Freeze-In Production of FIMP Dark Matter

TL;DR

This paper introduces a new dark matter production mechanism called thermal freeze-in, where FIMPs are produced in the early universe without reaching thermal equilibrium, offering testable predictions and independence from unknown high-energy physics.

Contribution

It presents the calculable thermal freeze-in mechanism for FIMP dark matter, distinct from freeze-out, with implications for experimental detection and cosmological observations.

Findings

Freeze-in yield is IR dominated near the FIMP mass.

Relic abundance depends on measurable particle properties.

Mechanism is independent of reheat temperature after inflation.

Abstract

We propose an alternate, calculable mechanism of dark matter genesis, "thermal freeze-in," involving a Feebly Interacting Massive Particle (FIMP) interacting so feebly with the thermal bath that it never attains thermal equilibrium.

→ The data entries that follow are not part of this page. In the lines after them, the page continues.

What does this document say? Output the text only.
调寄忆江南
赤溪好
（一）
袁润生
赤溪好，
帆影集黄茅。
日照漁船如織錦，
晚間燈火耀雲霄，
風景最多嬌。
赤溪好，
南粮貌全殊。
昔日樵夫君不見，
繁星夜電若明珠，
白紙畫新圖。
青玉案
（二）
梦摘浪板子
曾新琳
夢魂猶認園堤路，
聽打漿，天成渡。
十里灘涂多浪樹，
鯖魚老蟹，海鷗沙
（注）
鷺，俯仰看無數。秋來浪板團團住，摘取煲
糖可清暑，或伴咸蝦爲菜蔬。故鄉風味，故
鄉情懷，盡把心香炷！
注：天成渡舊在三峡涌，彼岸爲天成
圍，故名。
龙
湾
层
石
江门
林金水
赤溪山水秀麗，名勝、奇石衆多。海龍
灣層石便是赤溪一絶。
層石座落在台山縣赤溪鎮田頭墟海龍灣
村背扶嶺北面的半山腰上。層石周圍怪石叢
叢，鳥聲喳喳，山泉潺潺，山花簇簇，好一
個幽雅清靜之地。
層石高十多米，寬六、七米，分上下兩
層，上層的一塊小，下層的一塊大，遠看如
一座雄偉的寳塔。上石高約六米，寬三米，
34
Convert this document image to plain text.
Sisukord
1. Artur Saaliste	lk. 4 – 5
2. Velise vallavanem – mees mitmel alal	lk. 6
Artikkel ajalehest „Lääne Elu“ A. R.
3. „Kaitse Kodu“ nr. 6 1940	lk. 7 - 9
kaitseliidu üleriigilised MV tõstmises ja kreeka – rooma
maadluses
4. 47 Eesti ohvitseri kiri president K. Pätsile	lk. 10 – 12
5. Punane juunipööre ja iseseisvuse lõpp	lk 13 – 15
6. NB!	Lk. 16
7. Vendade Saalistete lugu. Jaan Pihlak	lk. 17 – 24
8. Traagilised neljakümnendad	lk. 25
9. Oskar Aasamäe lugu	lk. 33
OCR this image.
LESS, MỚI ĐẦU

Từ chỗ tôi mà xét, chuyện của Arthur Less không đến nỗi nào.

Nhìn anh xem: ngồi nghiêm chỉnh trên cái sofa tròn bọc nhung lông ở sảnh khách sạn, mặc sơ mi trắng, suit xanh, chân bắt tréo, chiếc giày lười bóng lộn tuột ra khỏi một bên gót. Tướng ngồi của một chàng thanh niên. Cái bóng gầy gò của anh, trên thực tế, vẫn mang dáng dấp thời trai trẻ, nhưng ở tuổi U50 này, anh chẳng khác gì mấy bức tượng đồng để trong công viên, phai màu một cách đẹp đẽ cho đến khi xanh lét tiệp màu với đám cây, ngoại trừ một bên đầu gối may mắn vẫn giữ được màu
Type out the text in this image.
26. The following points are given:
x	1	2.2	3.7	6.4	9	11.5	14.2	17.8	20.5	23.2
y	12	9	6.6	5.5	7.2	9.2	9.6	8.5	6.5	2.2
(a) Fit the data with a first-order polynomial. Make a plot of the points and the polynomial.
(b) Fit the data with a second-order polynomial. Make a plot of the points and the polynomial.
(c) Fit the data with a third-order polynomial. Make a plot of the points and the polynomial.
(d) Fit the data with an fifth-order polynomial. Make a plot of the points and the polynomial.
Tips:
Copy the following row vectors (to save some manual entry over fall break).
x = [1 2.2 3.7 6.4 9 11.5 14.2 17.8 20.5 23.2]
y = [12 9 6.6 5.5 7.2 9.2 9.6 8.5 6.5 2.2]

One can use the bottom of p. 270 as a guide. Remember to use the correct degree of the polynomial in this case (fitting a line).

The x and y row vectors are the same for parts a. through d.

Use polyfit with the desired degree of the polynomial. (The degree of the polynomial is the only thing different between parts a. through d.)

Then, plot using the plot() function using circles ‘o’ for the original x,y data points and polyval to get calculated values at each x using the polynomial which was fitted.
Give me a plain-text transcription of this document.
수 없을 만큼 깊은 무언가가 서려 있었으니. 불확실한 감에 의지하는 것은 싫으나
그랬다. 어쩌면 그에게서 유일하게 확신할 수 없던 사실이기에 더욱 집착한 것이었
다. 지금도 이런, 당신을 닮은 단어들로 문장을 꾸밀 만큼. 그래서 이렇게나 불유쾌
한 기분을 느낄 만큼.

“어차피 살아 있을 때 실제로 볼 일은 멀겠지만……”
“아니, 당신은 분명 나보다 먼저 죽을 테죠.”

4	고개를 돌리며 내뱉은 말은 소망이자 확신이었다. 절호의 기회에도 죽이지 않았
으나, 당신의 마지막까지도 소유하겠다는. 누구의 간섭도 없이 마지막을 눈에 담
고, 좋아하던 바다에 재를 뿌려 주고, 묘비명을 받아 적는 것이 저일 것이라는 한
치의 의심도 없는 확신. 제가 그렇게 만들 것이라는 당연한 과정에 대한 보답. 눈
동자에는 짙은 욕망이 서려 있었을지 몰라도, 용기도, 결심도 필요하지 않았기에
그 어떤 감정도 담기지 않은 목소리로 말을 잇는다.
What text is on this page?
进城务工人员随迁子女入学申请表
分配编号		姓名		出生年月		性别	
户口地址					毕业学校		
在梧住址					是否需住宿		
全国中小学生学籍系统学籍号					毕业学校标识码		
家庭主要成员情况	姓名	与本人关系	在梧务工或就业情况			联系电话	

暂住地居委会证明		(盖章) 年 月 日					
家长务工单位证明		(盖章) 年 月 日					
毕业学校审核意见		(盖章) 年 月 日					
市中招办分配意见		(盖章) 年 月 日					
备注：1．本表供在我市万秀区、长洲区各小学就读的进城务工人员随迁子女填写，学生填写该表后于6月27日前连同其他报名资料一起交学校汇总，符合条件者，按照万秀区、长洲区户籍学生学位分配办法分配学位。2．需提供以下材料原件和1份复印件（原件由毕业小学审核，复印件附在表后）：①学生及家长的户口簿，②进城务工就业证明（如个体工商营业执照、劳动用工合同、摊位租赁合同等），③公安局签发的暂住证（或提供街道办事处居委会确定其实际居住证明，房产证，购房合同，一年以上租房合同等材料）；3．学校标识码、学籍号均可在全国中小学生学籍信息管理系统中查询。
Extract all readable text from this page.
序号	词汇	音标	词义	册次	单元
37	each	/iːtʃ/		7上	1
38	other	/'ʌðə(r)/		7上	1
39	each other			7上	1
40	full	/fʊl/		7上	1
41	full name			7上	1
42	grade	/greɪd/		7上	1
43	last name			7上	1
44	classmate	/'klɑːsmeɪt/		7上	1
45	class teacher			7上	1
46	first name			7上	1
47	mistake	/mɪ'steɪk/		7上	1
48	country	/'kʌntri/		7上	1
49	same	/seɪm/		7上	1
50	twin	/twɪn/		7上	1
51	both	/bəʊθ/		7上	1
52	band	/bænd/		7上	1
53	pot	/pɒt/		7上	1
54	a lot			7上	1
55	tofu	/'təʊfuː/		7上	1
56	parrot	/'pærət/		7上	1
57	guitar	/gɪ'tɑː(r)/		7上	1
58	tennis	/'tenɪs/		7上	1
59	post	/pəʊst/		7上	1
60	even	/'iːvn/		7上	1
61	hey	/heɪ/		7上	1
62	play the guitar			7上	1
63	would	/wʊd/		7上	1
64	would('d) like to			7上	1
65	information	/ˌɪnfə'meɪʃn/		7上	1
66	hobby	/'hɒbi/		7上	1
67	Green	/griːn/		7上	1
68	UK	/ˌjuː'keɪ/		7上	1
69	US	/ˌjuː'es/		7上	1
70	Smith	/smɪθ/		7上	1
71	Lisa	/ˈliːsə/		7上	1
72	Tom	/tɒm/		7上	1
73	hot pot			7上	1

As with the conventional "thermal freeze-out" production mechanism, the relic abundance reflects a combination of initial thermal distributions together with particle masses and couplings that can be measured in the laboratory or astrophysically. The freeze-in yield is IR dominated by low temperatures near the FIMP mass and is independent of unknown UV physics, such as the reheat temperature after inflation. Moduli and modulinos of string theory compactifications that receive mass from weak-scale supersymmetry breaking provide implementations of the freeze-in mechanism, as do models that employ Dirac neutrino masses or GUT-scale-suppressed interactions. Experimental signals of freeze-in and FIMPs can be spectacular, including the production of new metastable coloured or charged particles at the LHC as well as the alteration of big bang nucleosynthesis.